· Città del Vaticano ·

L’arte sull’arte di tacere

Dosso Dossi, «Giove pittore di farfalle, Mercurio e la Virtù» (1523-1524)
15 gennaio 2021

Su un quadro dell’artista Salvator Rosa è effigiato un motto che così recita: «Taci, a meno che il tuo parlare sia meglio del silenzio». Tale esortazione, che ha tutto il grave peso della sentenza, è attribuita a Pitagora dallo scrittore greco Stobeo: essa riveste un valore di attualità immune dal corrosivo e impietoso passare dei secoli. In questo motto si specchia una fondamentale norma di comportamento che trova un robusto e significativo riscontro anche nella storia dell’arte.

Nell’Allegoria del silenzio (1582) di Paris Nogari, affresco conservato nella Sala degli Svizzeri in Vaticano, a dominare la scena è il dito indice della mano destra, sollevato all’altezza del volto e appoggiato sulle labbra. Nel frattempo gli occhi ardenti del soggetto dalla folta barba invitano l’interlocutore a una muta complicità. L’opera testimonia la volontà di ricordare le insidie che maliziosamente serpeggiano tra le pieghe della parola, quando essa è pronunciata in modo incauto, tanto da poter ferire, anche mortalmente, le persone alle quali è rivolta. La cicogna con l’uovo in bocca, collocata accanto all’uomo, serve a rafforzare il concetto: dovendo portare il prezioso carico — il guscio custodisce un segreto — la cicogna non può emettere versi. Altrimenti l’uovo si romperebbe e di conseguenza il segreto, l’Arcanum Dei — in spregio alla virtù della discrezione — verrebbe svelato.

Affrescate sulla volta sopra l’altare maggiore della Basilica Inferiore di Assisi, tre vele — l’allegoria della Castità, della Povertà e dell’Obbedienza — segnano i cardini della Regola francescana. Nell’allegoria dell’Obbedienza (attribuita o a Giotto a uno dei suoi allievi, Angiolello da Gubbio), essa è ritratta seduta e con l’indice della mano destra sulla bocca comanda, in modo perentorio, il silenzio a un frate che le sta davanti e in ginocchio, pronto a ricevere il giogo con sottomissione. In questo scenario, l’allegoria non solo esprime un monito ad usare misura e moderazione nell’uso delle parole, ma anche un solenne invito a tacere. Il silenzio, infatti, non va interpretato come un atto di debolezza, una rinuncia alla lotta, un declinare verso un gracile compromesso. Al contrario, il silenzio, nell’ottica della vigile obbedienza, si configura come un atto di responsabilità, nutrito della consapevolezza che l’uso tempestivo ed oculato del tacere può contribuire al bene del singolo e della collettività meglio, molto meglio rispetto ad un’eloquenza che, inquinata dalla verbosità, rischia di svaporare nell’irrilevanza e nell’oblio.
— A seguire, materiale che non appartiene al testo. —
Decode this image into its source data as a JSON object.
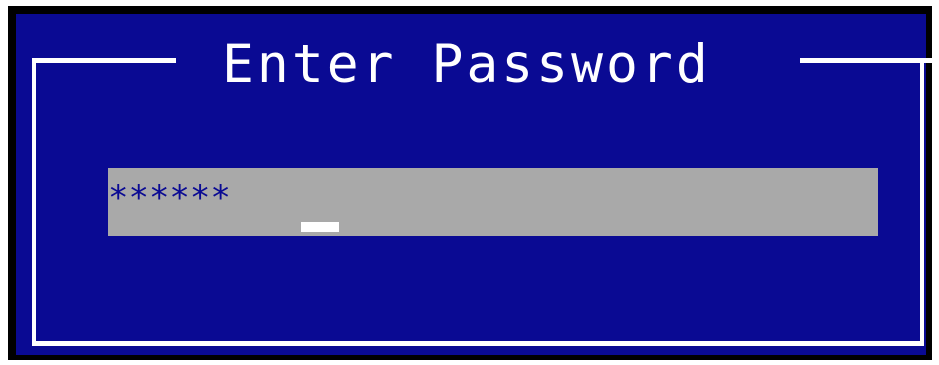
{
  "dialog": {
    "title": "Enter Password",
    "password_value": "******",
    "colors": {
      "background": "#0a0a93",
      "border": "#ffffff",
      "field": "#a9a9a9",
      "text": "#0a0a93"
    }
  }
}
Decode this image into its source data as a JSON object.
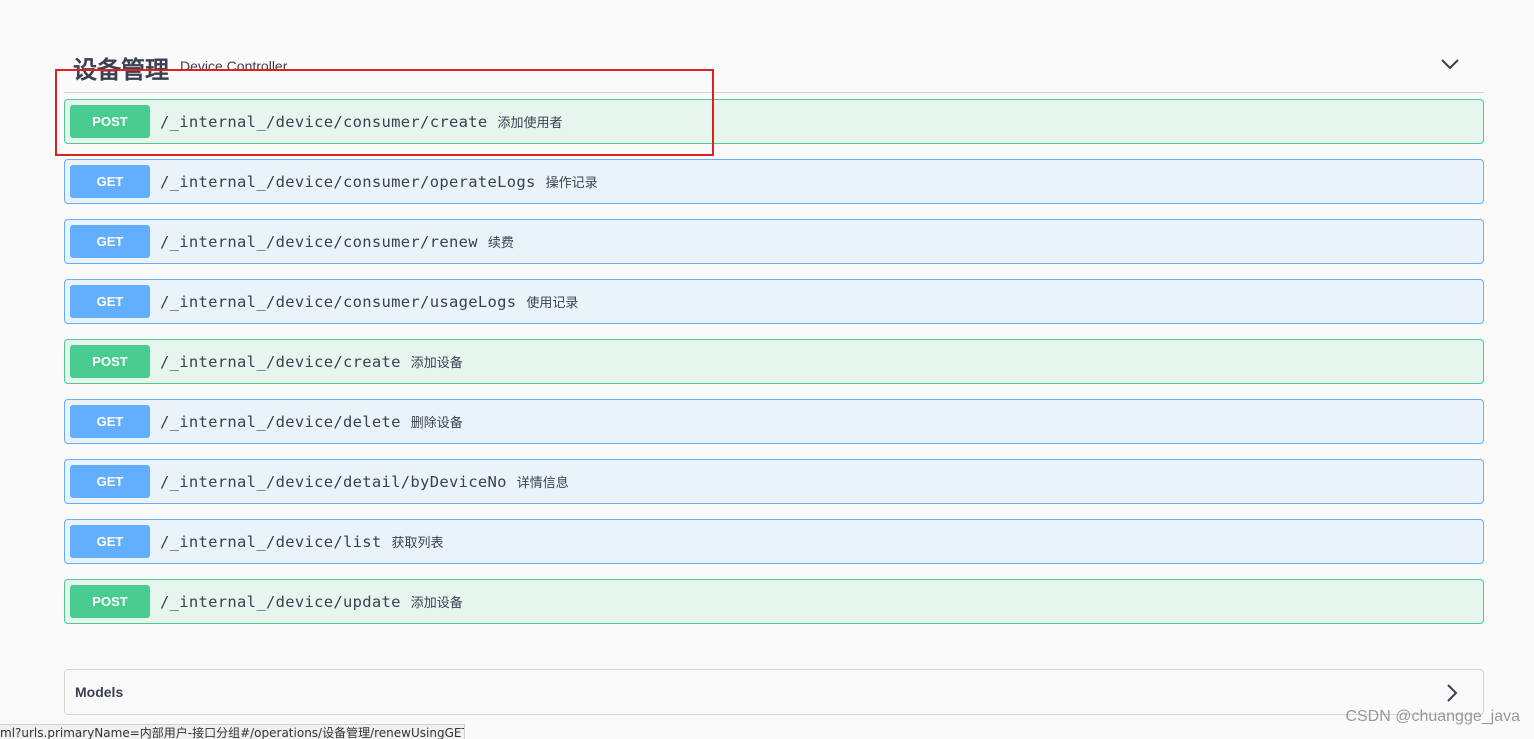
{
  "section": {
    "title": "设备管理",
    "description": "Device Controller"
  },
  "operations": [
    {
      "method": "POST",
      "path": "/_internal_/device/consumer/create",
      "summary": "添加使用者"
    },
    {
      "method": "GET",
      "path": "/_internal_/device/consumer/operateLogs",
      "summary": "操作记录"
    },
    {
      "method": "GET",
      "path": "/_internal_/device/consumer/renew",
      "summary": "续费"
    },
    {
      "method": "GET",
      "path": "/_internal_/device/consumer/usageLogs",
      "summary": "使用记录"
    },
    {
      "method": "POST",
      "path": "/_internal_/device/create",
      "summary": "添加设备"
    },
    {
      "method": "GET",
      "path": "/_internal_/device/delete",
      "summary": "删除设备"
    },
    {
      "method": "GET",
      "path": "/_internal_/device/detail/byDeviceNo",
      "summary": "详情信息"
    },
    {
      "method": "GET",
      "path": "/_internal_/device/list",
      "summary": "获取列表"
    },
    {
      "method": "POST",
      "path": "/_internal_/device/update",
      "summary": "添加设备"
    }
  ],
  "models": {
    "title": "Models"
  },
  "status_bar": {
    "url": "ml?urls.primaryName=内部用户-接口分组#/operations/设备管理/renewUsingGET"
  },
  "watermark": "CSDN @chuangge_java",
  "colors": {
    "post": "#49cc90",
    "get": "#61affe",
    "highlight": "#e02020"
  }
}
Impregnato di una dimensione sia allegorica che esoterica, che risente del clima caratteristico della corte di Ferrara nel primo Cinquecento, è il dipinto (1523-1524) di Dosso Dossi Giove pittore di farfalle, Mercurio e la Virtù. Riconoscibile per la saetta appoggiata ai piedi, Giove è ritratto nell’atto creativo, cioè mentre dipinge delle farfalle sulla tela. La farfalla è il simbolo della volatilità del pensiero, così come l’arcobaleno, che appare dietro il cavalletto, è l’emblema delle evanescenze delle idee. Attraverso il processo pittorico l’artista intende comunicare che al principio di ogni creazione deve sottendere una precisa idea ispiratrice, legata a un concetto di ordine universale. In sostanza, urge in modo inderogabile la presenza di una ispirazione che non deve essere violata, condizionata e disturbata. Ecco allora che s’impone con icastica evidenza il gesto di Mercurio che con il dito, appoggiato sulle labbra, invoca il silenzio concepito come baluardo in difesa appunto di una ispirazione che richiede una sorta di “quiete iniziatica”, preludio alle varie forme di creazione, tra cui quella artistica. Il volto di Mercurio, che sembra girarsi di scatto come preoccupato che l’ispirazione possa essere compromessa, fa come da puntello al dito alzato di Mercurio, votato a comandare il silenzio. Le sue forme aggraziate contribuiscono, per contrasto, a conferire al suo invito a tacere un’autorità ancor più potente e solenne.